Throughout the tale, we hear two voices: Avery’s 30-year-old voice, and the voice of a young adolescent (identify withheld: spoilers), who was part of the Children’s Home scandal. I enjoyed the younger voice more. It’s less obvious and more honest. Avery was never allowed to be honest with herself, and she isn’t until the very end, making some of the plot points fairly obvious. Perhaps that is the point.
As I read this novel for a YA reading group, I wanted to include a bit about appropriateness for the classroom. There are no explicit scenes in this book. At the children’s home, there is some violence and suggestions of sexual abuse, but nothing too explicit. If it were a movie, I’d see it as a PG-13 if they included the fight scenes as written–but moreso because of the unpleasantness of the living conditions at the orphanage and the threats made by the workers there.
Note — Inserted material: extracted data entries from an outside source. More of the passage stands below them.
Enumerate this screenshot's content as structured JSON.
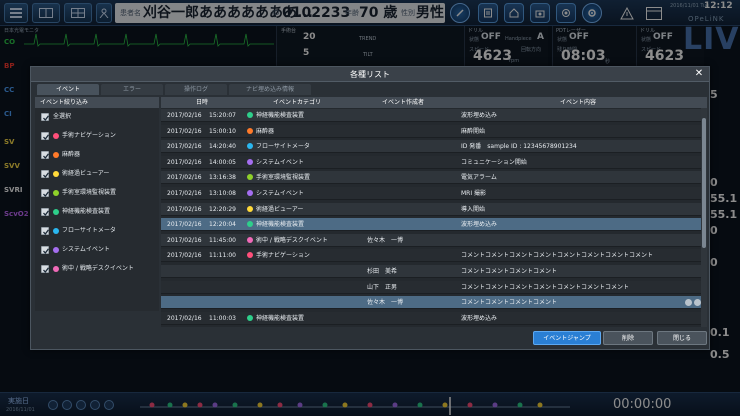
{
  "header": {
    "patient_name_label": "患者名",
    "patient_name": "刈谷一郎あああああああ...",
    "id_label": "ID",
    "patient_id": "0102233",
    "age_label": "年齢",
    "age": "70 歳",
    "sex_label": "性別",
    "sex": "男性",
    "date": "2016/11/01 Tue",
    "time": "12:12",
    "brand": "OPeLiNK"
  },
  "monitor": {
    "title": "日本光電モニタ",
    "labels": [
      "CO",
      "BP",
      "CC",
      "CI",
      "SV",
      "SVV",
      "SVRI",
      "ScvO2"
    ],
    "label_colors": [
      "#2ecc4a",
      "#ff3b30",
      "#4da3ff",
      "#4da3ff",
      "#ffe14a",
      "#ffe14a",
      "#ffffff",
      "#c56bff"
    ],
    "bp_value": "80"
  },
  "controls": {
    "v1": "20",
    "v2": "5",
    "trend": "TREND",
    "tilt": "TILT",
    "header": "手術台"
  },
  "devices": [
    {
      "title": "ドリル",
      "state_label": "状態",
      "state": "OFF",
      "hand_label": "Handpiece",
      "hand": "A",
      "speed_label": "スピード",
      "speed": "4623",
      "unit": "rpm",
      "dir_label": "回転方向"
    },
    {
      "title": "PDTレーザー",
      "state_label": "状態",
      "state": "OFF",
      "power_label": "残り時間",
      "power": "08:03",
      "unit": "秒"
    },
    {
      "title": "ドリル",
      "state_label": "状態",
      "state": "OFF",
      "hand_label": "Handpiece",
      "hand": "A",
      "speed_label": "スピード",
      "speed": "4623",
      "unit": "rpm",
      "dir_label": "回転方向"
    }
  ],
  "live_logo": "LIVE",
  "right_values": [
    "5",
    "0",
    "55.1",
    "55.1",
    "0",
    "0",
    "0.1",
    "0.5"
  ],
  "bottom": {
    "label": "実施日",
    "date": "2016/11/01",
    "timer": "00:00:00"
  },
  "dialog": {
    "title": "各種リスト",
    "tabs": [
      "イベント",
      "エラー",
      "操作ログ",
      "ナビ埋め込み情報"
    ],
    "filter_title": "イベント絞り込み",
    "filters": [
      {
        "label": "全選択",
        "color": ""
      },
      {
        "label": "手術ナビゲーション",
        "color": "#ff4f7a"
      },
      {
        "label": "麻酔器",
        "color": "#ff7a2a"
      },
      {
        "label": "術経過ビューアー",
        "color": "#ffd93a"
      },
      {
        "label": "手術室環境監視装置",
        "color": "#8fd12a"
      },
      {
        "label": "神経機能検査装置",
        "color": "#2ecf8b"
      },
      {
        "label": "フローサイトメータ",
        "color": "#2ab7f0"
      },
      {
        "label": "システムイベント",
        "color": "#a56ef0"
      },
      {
        "label": "術中 / 戦略デスクイベント",
        "color": "#f06ab8"
      }
    ],
    "columns": [
      "日時",
      "イベントカテゴリ",
      "イベント作成者",
      "イベント内容"
    ],
    "rows": [
      {
        "date": "2017/02/16",
        "time": "15:20:07",
        "category": "神経機能検査装置",
        "color": "#2ecf8b",
        "author": "",
        "content": "波形埋め込み"
      },
      {
        "date": "2017/02/16",
        "time": "15:00:10",
        "category": "麻酔器",
        "color": "#ff7a2a",
        "author": "",
        "content": "麻酔開始"
      },
      {
        "date": "2017/02/16",
        "time": "14:20:40",
        "category": "フローサイトメータ",
        "color": "#2ab7f0",
        "author": "",
        "content": "ID 発番　sample ID : 12345678901234"
      },
      {
        "date": "2017/02/16",
        "time": "14:00:05",
        "category": "システムイベント",
        "color": "#a56ef0",
        "author": "",
        "content": "コミュニケーション開始"
      },
      {
        "date": "2017/02/16",
        "time": "13:16:38",
        "category": "手術室環境監視装置",
        "color": "#8fd12a",
        "author": "",
        "content": "電気アラーム"
      },
      {
        "date": "2017/02/16",
        "time": "13:10:08",
        "category": "システムイベント",
        "color": "#a56ef0",
        "author": "",
        "content": "MRI 撮影"
      },
      {
        "date": "2017/02/16",
        "time": "12:20:29",
        "category": "術経過ビューアー",
        "color": "#ffd93a",
        "author": "",
        "content": "導入開始"
      },
      {
        "date": "2017/02/16",
        "time": "12:20:04",
        "category": "神経機能検査装置",
        "color": "#2ecf8b",
        "author": "",
        "content": "波形埋め込み",
        "selected": true
      },
      {
        "date": "2017/02/16",
        "time": "11:45:00",
        "category": "術中 / 戦略デスクイベント",
        "color": "#f06ab8",
        "author": "佐々木　一博",
        "content": ""
      },
      {
        "date": "2017/02/16",
        "time": "11:11:00",
        "category": "手術ナビゲーション",
        "color": "#ff4f7a",
        "author": "",
        "content": "コメントコメントコメントコメントコメントコメントコメントコメント"
      },
      {
        "date": "",
        "time": "",
        "category": "",
        "color": "",
        "author": "杉田　美希",
        "content": "コメントコメントコメントコメント"
      },
      {
        "date": "",
        "time": "",
        "category": "",
        "color": "",
        "author": "山下　正男",
        "content": "コメントコメントコメントコメントコメントコメントコメント"
      },
      {
        "date": "",
        "time": "",
        "category": "",
        "color": "",
        "author": "佐々木　一博",
        "content": "コメントコメントコメントコメント",
        "selected": true,
        "icons": true
      },
      {
        "date": "2017/02/16",
        "time": "11:00:03",
        "category": "神経機能検査装置",
        "color": "#2ecf8b",
        "author": "",
        "content": "波形埋め込み"
      }
    ],
    "buttons": {
      "jump": "イベントジャンプ",
      "delete": "削除",
      "close": "閉じる"
    }
  }
}
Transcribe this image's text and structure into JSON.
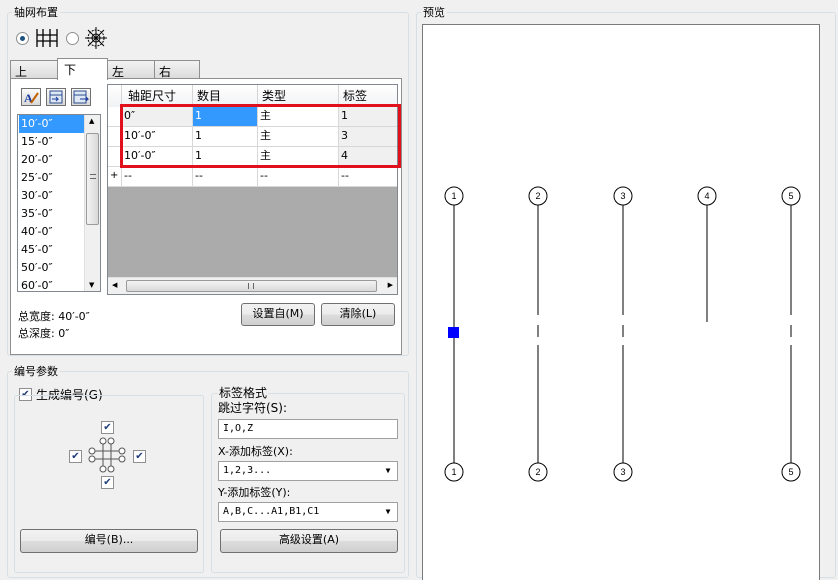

In terms of under-represented groups, there are the “river gypsies” referenced in the 1939 chapters—families reminiscent of the culture in Huck Finn (which is referenced several times throughout the novel). The orphans themselves offer a reminder that not everyone has a stress-free family situation. Even the wealthy who adopted the children were fighting their own battles (infertility, infant loss). And then there is a glimpse of the working classes—those who served the wealthy families and those who were so desperate for a job that they stayed at the Children’s Home Society despite what was happening there. In Avery’s time, there is the political issue that is still important today: the fact that those without lots of money are often forced to live in less-than-ideal senior living situations.
The reading level was not difficult (though there is some old-fashioned language in the chapters from 1939). An average high school reader would be able to read it with little trouble (though it’s not an easy read for that age; it’s more of an adult than a YA novel). The style was rather simple. There were not passages of swirling metaphors or beautiful prose that stood out; rather, the focus was on the story itself. I wonder, though, if a high-school student would be able to relate. The two protagonists are slightly younger than a high-schooler and more than a decade older.
While I thought I would not relate to Avery because of her family’s wealth and political savviness, I ended up feeling sorry for her. It was clear by the end that she was in her own type of prison—the same way that one of the Foss children felt imprisoned even when adopted into a wealthy household. Her decisions were not her own. As the novel points out, it’s the same reason Huck Finn decided to run away at the end of Twain’s novel: personal freedom was more important to him than anything else. It’s a lesson Avery embraced by the end.